Léonard Bourdillon (1725-1802) dans son histoire de la famille Bourdillon (manuscrit n°1114) donne des éléments sur l'origine de la famille

    "Le nom de Bourdillon équivaut à celui de "Bois de chêne". La planche de bois de chêne se nomme bourdille et le tronc bourdillon.  La Famille Bourdillon est une des plus anciennes et des plus répandues, quoique partout elle soit unique, soit dans le Bourbonnais, le Beaujolais et surtout le Berri d'où sont sortis les genevois et de ceux-ci, les anglais, les américains, les suédois et autres, tous compris dans la branche genevoise, descendant du Berri où depuis des siècles, cette famille se perpétue encore".

"1420
    Cette famille prit ses armoiries en Bourgogne, en Nivernais, en Bourbonnais et au Berri, dont le blason porte"Argent au chevron de gueule, accompagné de trois anniles, de sable de Bourgogne, soit fers à moulins". Et voici comment cela s'explique. L'argent représente des planètes, la lune ; des jours, le lundi ; des éléments, l'eau ; des pierres, la perle ; des fleurs, le lys ;des vertus, la candeur, la chasteté, la charité, la franchise et la bonté. Le chevron désigne l'éperon de la botte et la demi-lune, de la fortification , pièce noble en blason.
    La branche genevoise, plus noble encore, puisqu'elle fut anoblie par la Nation, ne doit jamais oublié que ce fut à cette époque que les citoyens jurèrent solennellement de ne jamais aliéner la souveraineté. Si jamias ce serment pouvait être oublié de nobles ils deviendraient serfs."

"1520
    Simon Bourdillon, citoyen donna sa fille au mariage à Pierre Favre. Ce fut une petite fille de ce Favre-Bourdillon, qui épousa Abraham Bourdillon, mon quadrisaïeul. Ils étaient parents et protestants. Les réformés étaient déjà bien reçus par les bons patriotes genevois. Voilà les circonstances dans lesquelles se trouvaient la Patrie lorsque mes ancêtres lui donnaient déjà des citoyens. Simon lui donna David 1er".

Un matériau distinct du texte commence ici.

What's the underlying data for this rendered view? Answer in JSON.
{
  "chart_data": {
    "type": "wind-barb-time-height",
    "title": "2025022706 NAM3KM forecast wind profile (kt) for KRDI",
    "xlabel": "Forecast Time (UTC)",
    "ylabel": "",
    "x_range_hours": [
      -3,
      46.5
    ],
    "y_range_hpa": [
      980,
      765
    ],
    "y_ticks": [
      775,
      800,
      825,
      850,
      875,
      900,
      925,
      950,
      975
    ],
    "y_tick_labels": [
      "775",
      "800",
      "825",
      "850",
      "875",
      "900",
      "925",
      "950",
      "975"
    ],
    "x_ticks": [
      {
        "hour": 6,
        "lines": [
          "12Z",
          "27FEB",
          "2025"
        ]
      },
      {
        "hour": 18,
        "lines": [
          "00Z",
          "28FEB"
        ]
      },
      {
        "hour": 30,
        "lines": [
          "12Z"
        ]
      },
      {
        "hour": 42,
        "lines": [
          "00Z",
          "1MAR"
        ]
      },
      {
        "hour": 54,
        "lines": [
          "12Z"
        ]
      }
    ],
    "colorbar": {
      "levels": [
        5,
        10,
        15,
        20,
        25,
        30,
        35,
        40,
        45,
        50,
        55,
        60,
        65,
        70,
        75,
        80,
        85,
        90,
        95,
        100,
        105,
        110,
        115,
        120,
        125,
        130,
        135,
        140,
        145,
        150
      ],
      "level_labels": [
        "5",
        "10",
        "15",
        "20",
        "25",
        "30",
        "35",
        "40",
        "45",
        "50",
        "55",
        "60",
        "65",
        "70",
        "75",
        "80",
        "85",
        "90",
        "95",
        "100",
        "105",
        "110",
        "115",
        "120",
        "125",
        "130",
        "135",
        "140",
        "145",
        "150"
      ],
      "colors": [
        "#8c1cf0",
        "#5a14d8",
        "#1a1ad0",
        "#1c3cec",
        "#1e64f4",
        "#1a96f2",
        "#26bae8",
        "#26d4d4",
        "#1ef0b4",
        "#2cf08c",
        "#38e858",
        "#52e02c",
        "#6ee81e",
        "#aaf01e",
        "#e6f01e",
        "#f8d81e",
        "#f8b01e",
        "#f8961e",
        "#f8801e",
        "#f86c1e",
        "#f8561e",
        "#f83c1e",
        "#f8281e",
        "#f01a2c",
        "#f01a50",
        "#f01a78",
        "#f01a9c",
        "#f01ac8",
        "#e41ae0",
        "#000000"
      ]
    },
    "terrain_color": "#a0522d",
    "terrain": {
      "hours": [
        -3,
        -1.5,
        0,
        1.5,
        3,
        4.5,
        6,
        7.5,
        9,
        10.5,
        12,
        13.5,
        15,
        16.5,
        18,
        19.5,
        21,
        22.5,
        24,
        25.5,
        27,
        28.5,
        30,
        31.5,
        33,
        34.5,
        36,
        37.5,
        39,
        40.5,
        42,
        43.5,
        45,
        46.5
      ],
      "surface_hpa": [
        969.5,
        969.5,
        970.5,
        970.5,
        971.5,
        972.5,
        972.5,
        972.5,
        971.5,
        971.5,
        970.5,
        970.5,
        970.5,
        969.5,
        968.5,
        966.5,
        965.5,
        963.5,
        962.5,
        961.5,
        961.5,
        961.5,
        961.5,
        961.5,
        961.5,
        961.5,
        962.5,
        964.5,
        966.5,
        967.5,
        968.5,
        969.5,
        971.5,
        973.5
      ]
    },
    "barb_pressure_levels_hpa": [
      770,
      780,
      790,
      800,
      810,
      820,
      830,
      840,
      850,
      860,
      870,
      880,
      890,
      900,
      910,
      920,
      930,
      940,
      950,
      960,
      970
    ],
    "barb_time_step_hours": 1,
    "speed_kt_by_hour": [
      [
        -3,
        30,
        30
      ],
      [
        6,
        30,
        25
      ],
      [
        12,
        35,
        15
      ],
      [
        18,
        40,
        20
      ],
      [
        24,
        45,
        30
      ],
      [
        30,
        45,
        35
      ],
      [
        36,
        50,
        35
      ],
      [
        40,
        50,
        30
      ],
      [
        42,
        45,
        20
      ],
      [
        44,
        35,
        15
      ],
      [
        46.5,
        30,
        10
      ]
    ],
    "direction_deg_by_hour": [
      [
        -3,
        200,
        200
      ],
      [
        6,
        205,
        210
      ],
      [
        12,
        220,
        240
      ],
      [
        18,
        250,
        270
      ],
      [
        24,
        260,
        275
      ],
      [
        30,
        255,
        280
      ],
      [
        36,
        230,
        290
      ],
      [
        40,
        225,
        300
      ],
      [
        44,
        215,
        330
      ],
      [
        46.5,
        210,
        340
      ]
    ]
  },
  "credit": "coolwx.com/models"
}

Léonard écrit aussi dans le manuscrit 1097 :

1520 à 1525. Bourdillon XXX, soit Simon qui eut pour fille Antoinette 1ère qui se marie en 1551 et qui perdit David en 1565.
1550 à 1555. Bourdillon Pierre-Jean, fils de Louise, qui eut quatre filles, Marie 1ère en 1556, Anne 1ère en 1560, Marthe en 1567 et Philiberthe en 1569, ainsi que cinq fils, Jean II en 1558, Joël en 1561, Pierre 1er en 1562, Jean III en 1564 et Jacques 1er en 1565. En tout 9 enfants. les registres de ces temps là ne présentent le plus souvent que les noms des femmes et ne disent rien de leurs familles.
Voilà les parents qui ont précédé mes aïeux, leurs noms sont souvent indiqués Bourdïon, et lorsque j'eus chez moi quelques uns du Pays, où la souche de notre famille existe encore dans les principales villes du berri, c'était ainsi qu'ils mouillaient les deux ii en prononçant notre nom..
J'aurais voulu remonter ma généalogie à l'origine de cette souche, mais je ne pus en obtenir les documents. J'appris seulement que le maréchal de Bourdillon sortait bien de la famille, mais je vois par son histoire, que, quoiqu'il fut marié deux fois, il ne laissa point d'enfants.
Ceux qui viennent à Genève à la fin du XVème siècle étaient donc du nombre des natifs citoyens qui n'avaient pas été reçus Bourgeois.